The dataset from the alleged 1200 hospitals had many errors, including the listing of an Asian hospital as being in Australia, and no indications of how Surgisphere could collect the data, and was widely criticised. As a result, on 28 May over 200 researchers and doctors from various countries published "An open letter to Richard Horton, editor-in-chief of The Lancet, regarding Mehra et al", stating "Both the numbers of cases and deaths, and the detailed data collection, seem unlikely." Science Magazine said critics had "pointed out many red flags in the Lancet paper, including the astonishing number of patients involved and details about their demographics and prescribed dosing that seem implausible." One of the signatories, Adrian Hernandez of the Duke Clinical Research Institute, said "the biggest thing that raised a red flag was that there was such a large database across more than 600 hospitals, and no one had really known about its existence".

On 3 June 2020, The Lancet and the NEJM released online "expressions of concern" about the published studies, and on 4 June the Lancet paper was retracted by Mehra, Ruschitzka, and Amit Patel, all authors except Desai. In their retraction, the three wrote Surgisphere had not transferred "the full dataset, client contracts, and the full ISO audit report to their servers for analysis as such transfer would violate client agreements and confidentiality requirements", preventing reviewers from conducting an independent and private peer review. The three authors said:

"We can never forget the responsibility we have as researchers to scrupulously ensure that we rely on data sources that adhere to our high standards. Based on this development, we can no longer vouch for the veracity of the primary data sources. Due to this unfortunate development, the authors request that the paper be retracted."

On 4 June, The Lancet retracted the study, as did the NEJM. In the meantime, on 3 June, the WHO resumed its hydroxychloroquine drug trials.

On 6 June 2020, NHS Scotland told the Financial Times that they had "no current or past contractual arrangement" with Surgisphere, nor was the company an approved supplier, nor had it ever had access to data, despite Surgisphere stating it had "collaborated" with the NHS. Surgisphere's website had a picture of Queen Elizabeth University Hospital, an NHS hospital in Glasgow.

On 7 June 2020, fellow author Amit Patel's position with the University of Utah was terminated over the journal retractions. Patel is Desai's brother-in-law.

Richard Horton, editor-in-chief of The Lancet, called the paper "a fabrication" and "a monumental fraud". Eric Rubin, editor-in-chief of NEJM, said "We shouldn’t have published this".

==General legitimacy==
A July 2020 article in New York Times described an employee extracting data manually to create a spreadsheet for Surgisphere's QuartzClinical. She was "surprised" by claims of a massive data store, stating she knew of only a single hospital that had signed a contract with the company; the May 1 paper in NEJM claimed to use data from 169 hospitals across the globe, and the May 22 paper in The Lancet.

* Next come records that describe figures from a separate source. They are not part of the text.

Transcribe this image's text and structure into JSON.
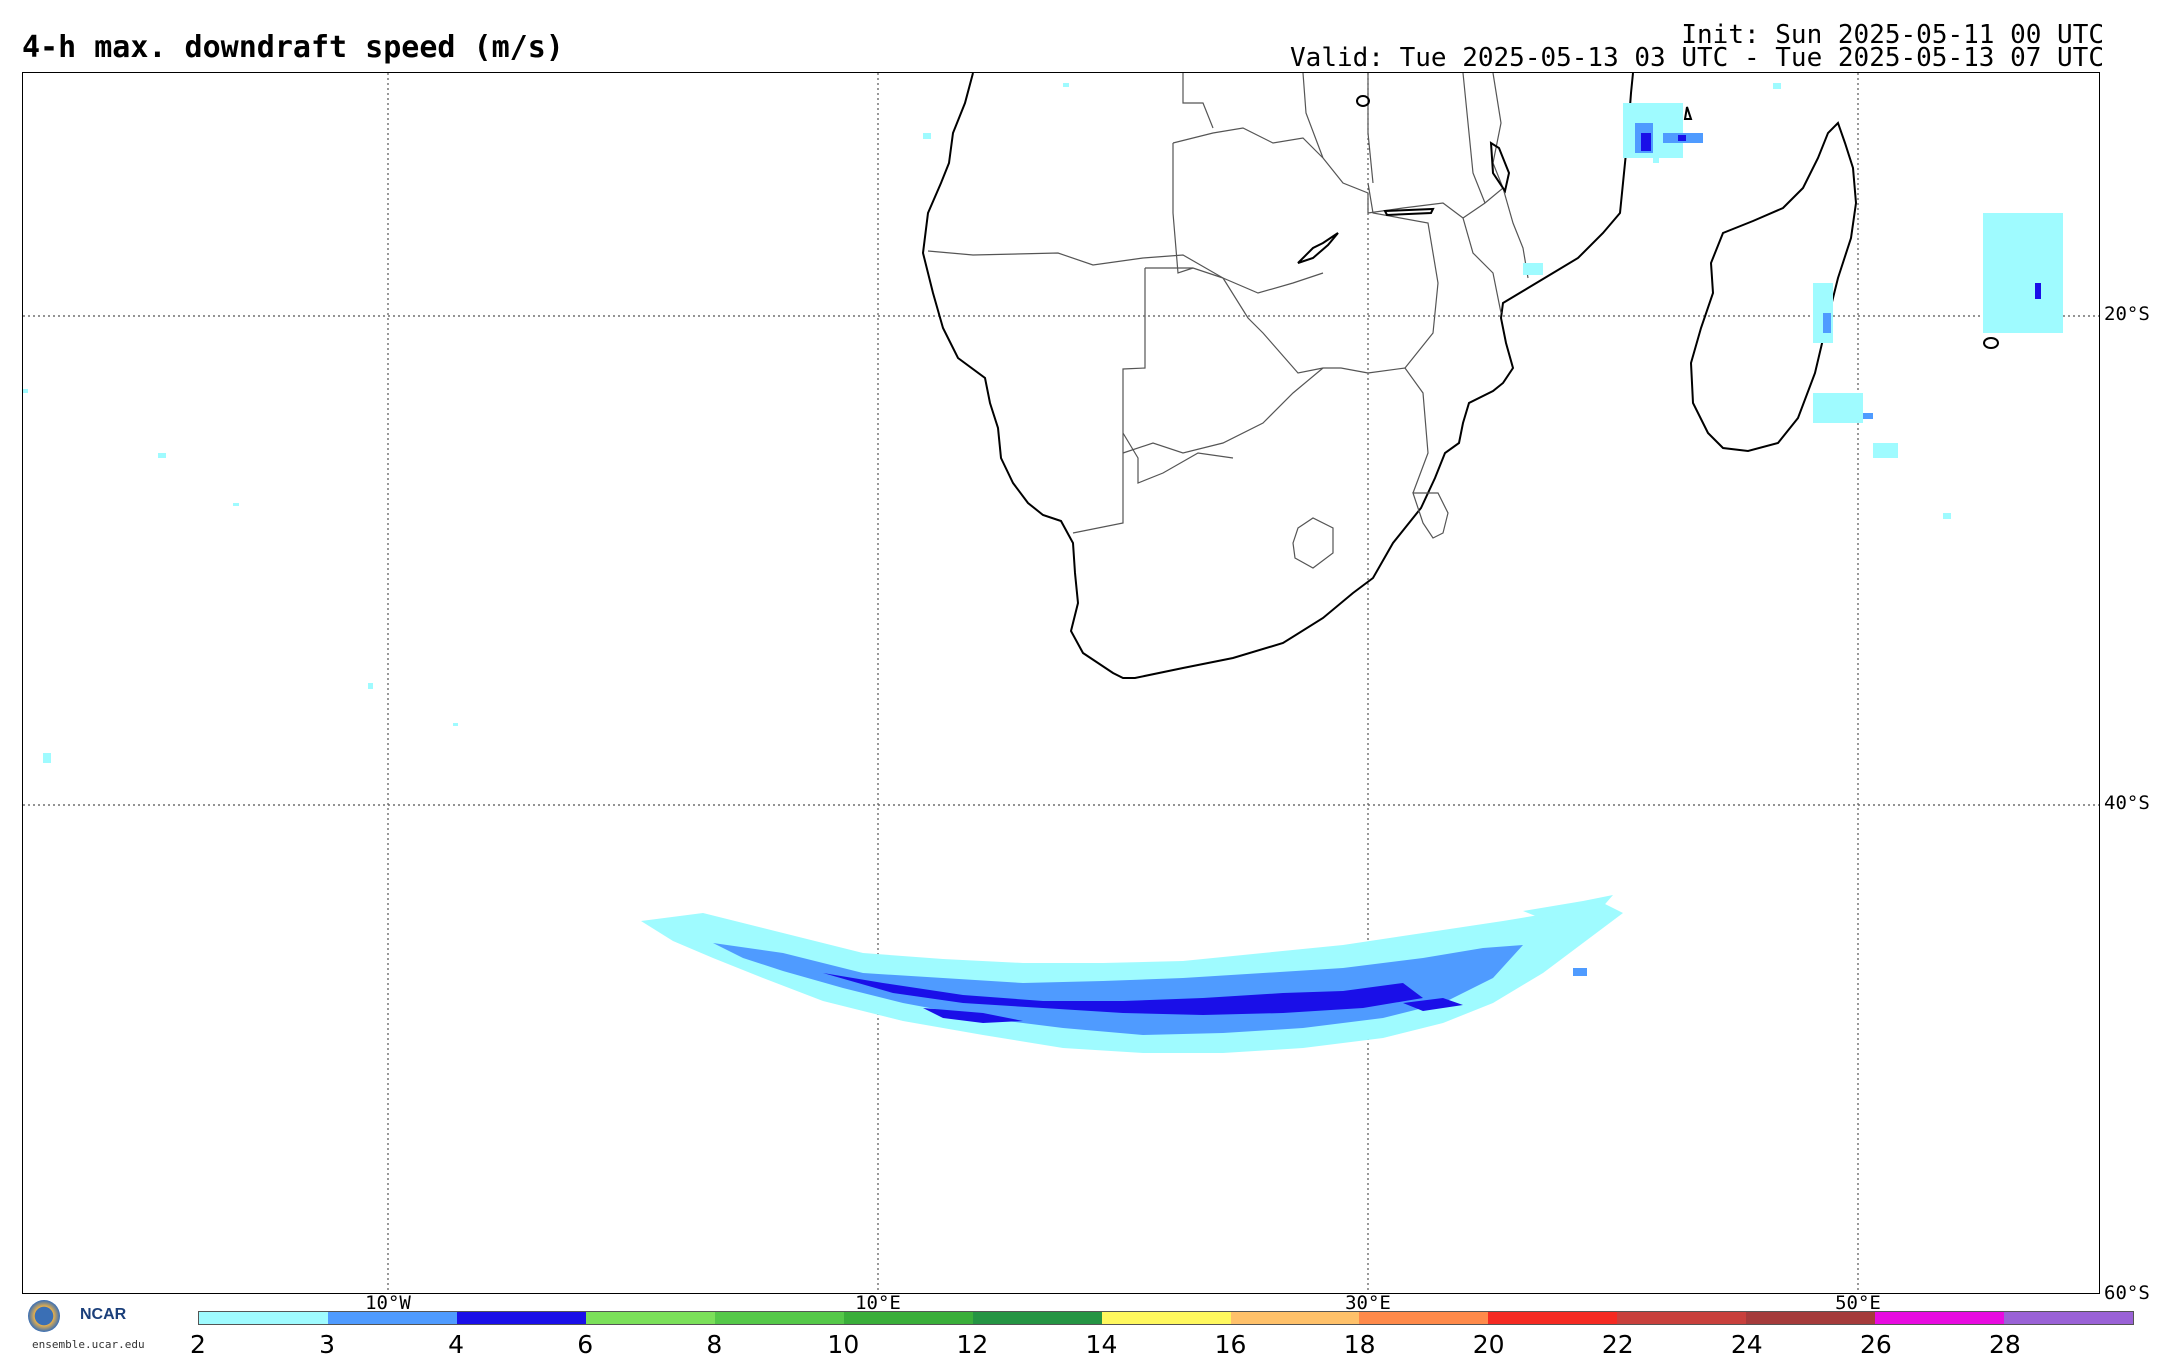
{
  "header": {
    "title": "4-h max. downdraft speed (m/s)",
    "init": "Init: Sun 2025-05-11 00 UTC",
    "valid": "Valid: Tue 2025-05-13 03 UTC - Tue 2025-05-13 07 UTC"
  },
  "map": {
    "lat_labels": [
      "20°S",
      "40°S",
      "60°S"
    ],
    "lon_labels": [
      "10°W",
      "10°E",
      "30°E",
      "50°E"
    ]
  },
  "colorbar": {
    "ticks": [
      "2",
      "3",
      "4",
      "6",
      "8",
      "10",
      "12",
      "14",
      "16",
      "18",
      "20",
      "22",
      "24",
      "26",
      "28"
    ],
    "colors": [
      "#9ffbff",
      "#4f9bff",
      "#1a0fe8",
      "#7be05a",
      "#55c849",
      "#3aae3a",
      "#259443",
      "#fff85e",
      "#ffc16a",
      "#ff8a4a",
      "#f52a22",
      "#c8403c",
      "#a53b3b",
      "#e80be0",
      "#9a62d6"
    ]
  },
  "logo": {
    "org": "NCAR",
    "url": "ensemble.ucar.edu"
  }
}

A parallel investigation by the British newspaper The Guardian revealed that several of Surgisphere's employees had little or no scientific background; one employee appeared to be a science fiction author while another, listed as a marketing executive, was an adult model. The Guardian also found that Surgisphere's LinkedIn page has fewer than 100 followers and in late May 2020 listed only six employees. It also found that the company had almost no online presence and that its Twitter account had made no posts from October 2017 to March 2020.

Elisabeth Bik et al. analyzed one of Desai's early first author papers and found apparent evidence of image manipulation.